Title
ST266 Versus Standard Care In Treating Partial Thickness Burns
Phase I/II Randomized Blinded Safety, Dose-determining Efficacy Trial Comparing Amnion-derived Cellular Cytokine Solution in 3 Different Regimens With Standard Care 0.9% Sodium Chloride in the Topical Treatment of Partial-thickness Burns
Phase
Phase 1/Phase 2Lead Sponsor
Noveome BiotherapeuticsStudy Type
InterventionalStatus
TerminatedIndication/Condition
BurnsIntervention/Treatment
amnion-derived cellular cytokine ...Study Participants
16The objective of this protocol is to perform a safety and dose-determination efficacy clinical trial in patients having a degree of partial-thickness burn wounds. The trial will be a prospectively randomized and double-blind trial of ST266 compared with standardized care using 0.9% NaCl (normal saline) solution in the same three treatment regimens.
A Phase I/II multi-center clinical trial will be performed in 99 adults with partial-thickness burns. Two similar partial-thickness burn areas in a single patient will be selected. One burn will be randomly assigned to receive either test drug ST266 or normal saline in one of three treatment regimens.
The three treatment arms will be:
ST266 0.01 mL/cm2 every 7th day vs. normal saline 0.01 mL/cm2 every 7th day;
ST266 0.01 mL/cm2 every 4th day vs. normal saline 0.01 mL/cm2 every 4th day; and
ST266 0.01 mL/cm2 every other day vs. normal saline 0.01 mL/cm2 every other day.
Two different preclinical studies of partial-thickness burns on guinea pigs have demonstrated accelerated epithelialization with topical treatment with ST266. Similarly, preclinical studies in Yorkshire pigs have demonstrated more rapid maturity of epithelialization and better quality healing of partial-thickness skin graft donor sites with ST266 treatment.
In the preclinical studies, ST266 given in a dose of 0.01 mL/cm2 wound area appeared to saturate the wound adequately without excess and simultaneously improve healing. In preclinical toxicity studies, the dose of 0.01 mL/cm2 was shown to be safe.
ST266 is a clear liquid containing more than 200 proteins, cytokines, and growth factors in solution. Patients will be treated for 21 days unless both wounds have healed prior to 21 days, at which time a punch biopsy of the epithelialized area of each wound will be performed. A study evaluation visit for assessment of the biopsy site will occur on day 28 or within 7 days of the punch biopsies, whichever occurs first. Six months after the punch biopsy, the patient will return to the burn center for a final examination and photographs of the study wounds.
Inclusion Criteria: A signed IRB (Institutional Review Board)- approved Informed Consent Form; 18 - 65 years of age; Two (2) similar, non-contiguous, partial-thickness burn wounds between 50 cm2 and 250 cm2 in area with blisters removed in a Total Body Surface Area(TBSA) burn of less than or equal to 40% TBSA; Burns must be thermal burns of flame or scald etiology; Patient must present to the burn center within 8 hours of injury; Normal creatinine and bilirubin levels; If capable of bearing children, patient must be using a medically accepted means of birth control and have a negative serum pregnancy test; Willing to participate in the clinical study and comply with the requirements of the trial.
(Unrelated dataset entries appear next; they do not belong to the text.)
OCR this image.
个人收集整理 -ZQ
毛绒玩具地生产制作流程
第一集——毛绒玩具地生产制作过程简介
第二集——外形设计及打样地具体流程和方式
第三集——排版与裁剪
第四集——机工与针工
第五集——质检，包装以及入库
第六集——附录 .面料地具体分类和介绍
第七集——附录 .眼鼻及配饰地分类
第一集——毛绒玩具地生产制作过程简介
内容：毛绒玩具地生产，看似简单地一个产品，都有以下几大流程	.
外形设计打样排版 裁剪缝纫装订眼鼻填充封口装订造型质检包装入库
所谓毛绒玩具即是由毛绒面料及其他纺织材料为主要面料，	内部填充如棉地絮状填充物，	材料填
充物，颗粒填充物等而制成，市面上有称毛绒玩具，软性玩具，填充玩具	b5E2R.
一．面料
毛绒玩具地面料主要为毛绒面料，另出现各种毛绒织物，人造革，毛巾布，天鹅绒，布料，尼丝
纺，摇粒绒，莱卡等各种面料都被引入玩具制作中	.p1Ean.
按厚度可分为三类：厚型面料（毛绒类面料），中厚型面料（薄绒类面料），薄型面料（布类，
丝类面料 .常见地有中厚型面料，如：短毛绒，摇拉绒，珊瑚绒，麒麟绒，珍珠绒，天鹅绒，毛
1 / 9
Exclusion Criteria: The two (2) chosen wounds must not be full-thickness (extending through the dermis into the subcutaneous tissue); Thermal burn from chemical, electrical or radiation causes; Neither the study wound nor the comparator wound can be < 50 cm2 or >250 cm2 in size and cannot be on the face or hands; Patients with significant pulmonary injury, i.e., smoke inhalation injury requiring ventilator support; Patients with diabetes; Patients with any immune deficiency including current treatment with corticosteroid medication, chemotherapeutic agents, anti-viral therapy, or concurrent radiation therapy within 30 days of signing the informed consent; Abnormal bilirubin, liver function studies (i.e., Alanine transaminase (ALT); Aspartate transaminase (AST)> 2.0 times normal); Abnormal serum creatinine, receiving hemodialysis or peritoneal dialysis; Active cancer or a history of cancer in the 5 years prior to signing the informed consent form (history of basal cell carcinoma is allowed); Psychiatric condition or substance abuse which in the Investigator's opinion may pose a threat to patient compliance; History of non-compliance with treatment or clinical visit attendance. Patients whose burns were previously treated with anything other than ice, cold water or dry dressing. Participation in an investigational trial within 30 days of study entry.